AUSTIN, Texas — Tesla remains the undisputed king of the US electric-vehicle market. Fresh estimates from Kelley Blue Book show the automaker captured 50.5% of all EV sales in the first half of 2026 — more than every other brand combined — with the Model Y and Model 3 sitting comfortably atop the sales charts.

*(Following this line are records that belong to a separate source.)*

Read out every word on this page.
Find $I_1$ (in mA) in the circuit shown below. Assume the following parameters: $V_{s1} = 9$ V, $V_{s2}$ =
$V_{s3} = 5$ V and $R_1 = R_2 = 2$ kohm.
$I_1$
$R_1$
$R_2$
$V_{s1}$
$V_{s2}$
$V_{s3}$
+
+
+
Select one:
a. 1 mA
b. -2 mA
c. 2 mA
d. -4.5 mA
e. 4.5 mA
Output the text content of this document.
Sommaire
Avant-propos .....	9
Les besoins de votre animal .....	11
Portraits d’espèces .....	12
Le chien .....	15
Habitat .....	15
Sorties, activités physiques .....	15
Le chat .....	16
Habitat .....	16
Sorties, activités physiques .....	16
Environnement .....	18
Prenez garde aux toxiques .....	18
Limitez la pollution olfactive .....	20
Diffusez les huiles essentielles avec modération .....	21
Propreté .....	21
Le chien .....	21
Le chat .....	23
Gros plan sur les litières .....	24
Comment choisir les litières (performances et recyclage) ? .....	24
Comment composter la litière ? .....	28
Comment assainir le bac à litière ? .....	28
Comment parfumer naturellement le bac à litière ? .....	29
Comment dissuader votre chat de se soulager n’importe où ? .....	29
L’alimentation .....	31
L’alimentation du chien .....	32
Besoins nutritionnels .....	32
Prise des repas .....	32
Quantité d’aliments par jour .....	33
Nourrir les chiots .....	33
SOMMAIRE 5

The numbers land as the broader market recovers from the expiration of the $7,500 federal tax credit last September. Americans bought over 463,000 EVs in the first half of the year, and 247,226 in the second quarter alone, up nearly 15% from the first quarter as buyers turned to electric to escape higher gas prices.
The Model Y, Untouchable
Tesla's Model Y once again dominated, with 163,454 units sold in the first half — up almost 9% year over year and more than eight times the volume of the third-place vehicle. The Model 3 held second place with 66,616 units, keeping Tesla in both of the top two positions. No rival model came close: the best-selling non-Tesla EV, the Hyundai IONIQ 5, managed 20,730 units.
That dominance is even more striking given how crowded the field has become, with Chevrolet, Hyundai, Toyota, and Cadillac all fielding full electric SUV lineups. The scale advantage helps explain why Tesla's second-quarter surge narrowed BYD's global EV lead to just 77,000 vehicles, a gap that looked far wider only months ago.